We laten deze pakketten van Client 1 komen. Dubbelklik hiervoor op de geïnstalleerde Generic Client en vul het ip-adres van je server in (192.168.0.3). Bevestig met Connect, typ een tekstbericht in bij Message en verstuur dit met Send. Als je nu het dataverkeervenster opent, zie je het bericht verschijnen en zie je dat voor zo’n netwerktoepassing ook de OSI-lagen Transport (via het TCP-protocol) en Application worden aangesproken.

De berichtenservice genereert ook verkeer op de hoogste lagen van het OSI-model.

Simulatietools Filius is natuurlijk niet de enige simulatietool voor netwerkomgevingen. Zo kun je ook in Educational Network Simulator een netwerk samenstellen met pc’s, servers, switches en routers, vanuit een wat gedateerde webinterface.

Is het je vooral te doen om kennis op te doen rond netwerkveiligheid, dan kun CS4G Netsim proberen, maar het aantal scenario’s is hier beperkt.

Als je op zoek bent naar een veel krachtigere oplossing waarin je zowel virtuele als echte apparaten kunt opnemen, dan is GNS3 (Graphical Network Simulator-3) een interessante optie. Deze gratis opensource-tool is beschikbaar voor Windows, macOS en Linux. Je kunt ervoor kiezen om ook de GNS3-VM te installeren, een virtuele machine die meer protocollen en netwerkapparaten ondersteunt.

Een ander interessant alternatief is EVE-NG. De tool ondersteunt nog meer netwerkapparaten van verschillende bekende producenten. EVE-NG werkt met een gebruiksvriendelijke webinterface en de simulaties zijn zeer realistisch.

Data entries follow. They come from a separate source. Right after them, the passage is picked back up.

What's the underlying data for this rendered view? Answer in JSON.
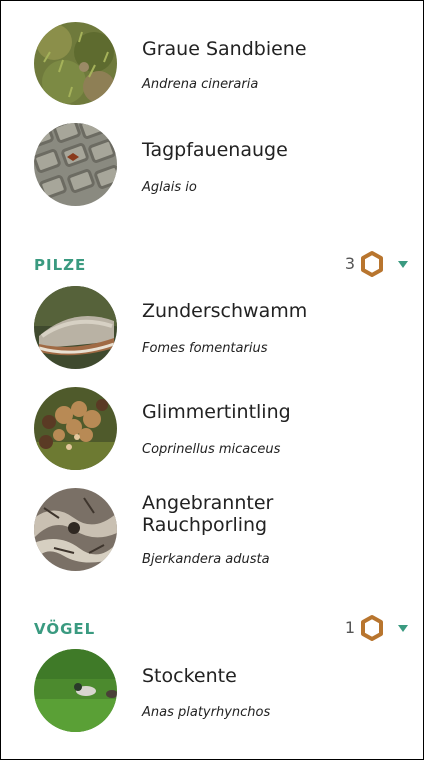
{
  "colors": {
    "section_title": "#3a9a80",
    "hex_badge": "#b8752e",
    "chevron": "#3a9a80"
  },
  "sections": [
    {
      "title": "PILZE",
      "count": "3",
      "badge_icon": "hexagon-icon",
      "toggle_icon": "chevron-down-icon"
    },
    {
      "title": "VÖGEL",
      "count": "1",
      "badge_icon": "hexagon-icon",
      "toggle_icon": "chevron-down-icon"
    }
  ],
  "species": [
    {
      "common": "Graue Sandbiene",
      "scientific": "Andrena cineraria"
    },
    {
      "common": "Tagpfauenauge",
      "scientific": "Aglais io"
    },
    {
      "common": "Zunderschwamm",
      "scientific": "Fomes fomentarius"
    },
    {
      "common": "Glimmertintling",
      "scientific": "Coprinellus micaceus"
    },
    {
      "common": "Angebrannter\nRauchporling",
      "scientific": "Bjerkandera adusta"
    },
    {
      "common": "Stockente",
      "scientific": "Anas platyrhynchos"
    }
  ]
}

Let wel op dat alleen de Community Edition van EVE-NG gratis is en dat deze enkele beperkingen heeft.

Je merkt meteen dat GNS3 professionele (of minstens academische) allures heeft.

6 Subnetten

Laten we ons netwerk wat complexer maken. Als je wilt, kun je nu je huidige netwerkopstelling opslaan door op het diskette-icoon te klikken in de ontwerpmodus. Laat je huidige netwerkcomponenten ongewijzigd en voeg aan de rechterkant een extra switch en twee notebooks toe. Plaats een router tussen beide netwerken (we negeren de vereenvoudigde Home Router) en ken deze meteen twee NIC’s (Network Interface Cards) toe.

Verbind de nieuwe notebooks en de router met de extra switch. Verbind ten slotte ook de router met je eerste switch. Grafisch ziet dit er misschien goed uit, maar praktisch gezien kun je met dit netwerk nauwelijks iets doen. Je moet namelijk nog enkele configuraties binnen dit tweede netwerk (subnet) uitvoeren. Geef de nieuwe notebooks alvast een ander ip-adres, bijvoorbeeld 192.168.1.1 en 192.168.1.2. Laat de subnetmaskers ook hier op 255.255.255.0 staan.

Selecteer nu de router. Op de tabbladen in het onderste deelvenster zie je hetzelfde ip-adres staan voor beide NIC’s. Dit is natuurlijk niet correct. Klik op het eerste tabblad. Als de netwerkkabel tussen je router en de switch van je tweede netwerk groen kleurt, geef dan deze netwerkinterface het ip-adres 192.168.1.10. Voor de andere netwerkinterface, die verbonden is met de switch van het eerste netwerk, vul je 192.168.0.10 in.

Onze router heeft twee netwerkinterfaces.

7 Gateway

Wanneer je nu probeert te pingen tussen een computer uit beide netwerken, krijg je helaas alleen de foutmelding Destination not reachable. Dit is logisch, omdat er nog een gateway ontbreekt in beide netwerken. Deze configuratie doe je op het niveau van je computers.

Open een computer in je eerste netwerk (aan de linkerzijde) en vul bij Gateway het ip-adres van de bijbehorende router-netwerkinterface in (192.168.0.10). Doe dit ook voor de andere twee computers in dat netwerk. Voor de computers in je tweede netwerk (aan de rechterzijde) vul je als Gateway het ip-adres 192.168.1.10 in. Nu zou je vanuit beide netwerken ook de computers uit het andere netwerk moeten kunnen bereiken, zoals met het ping-commando of via een generic client.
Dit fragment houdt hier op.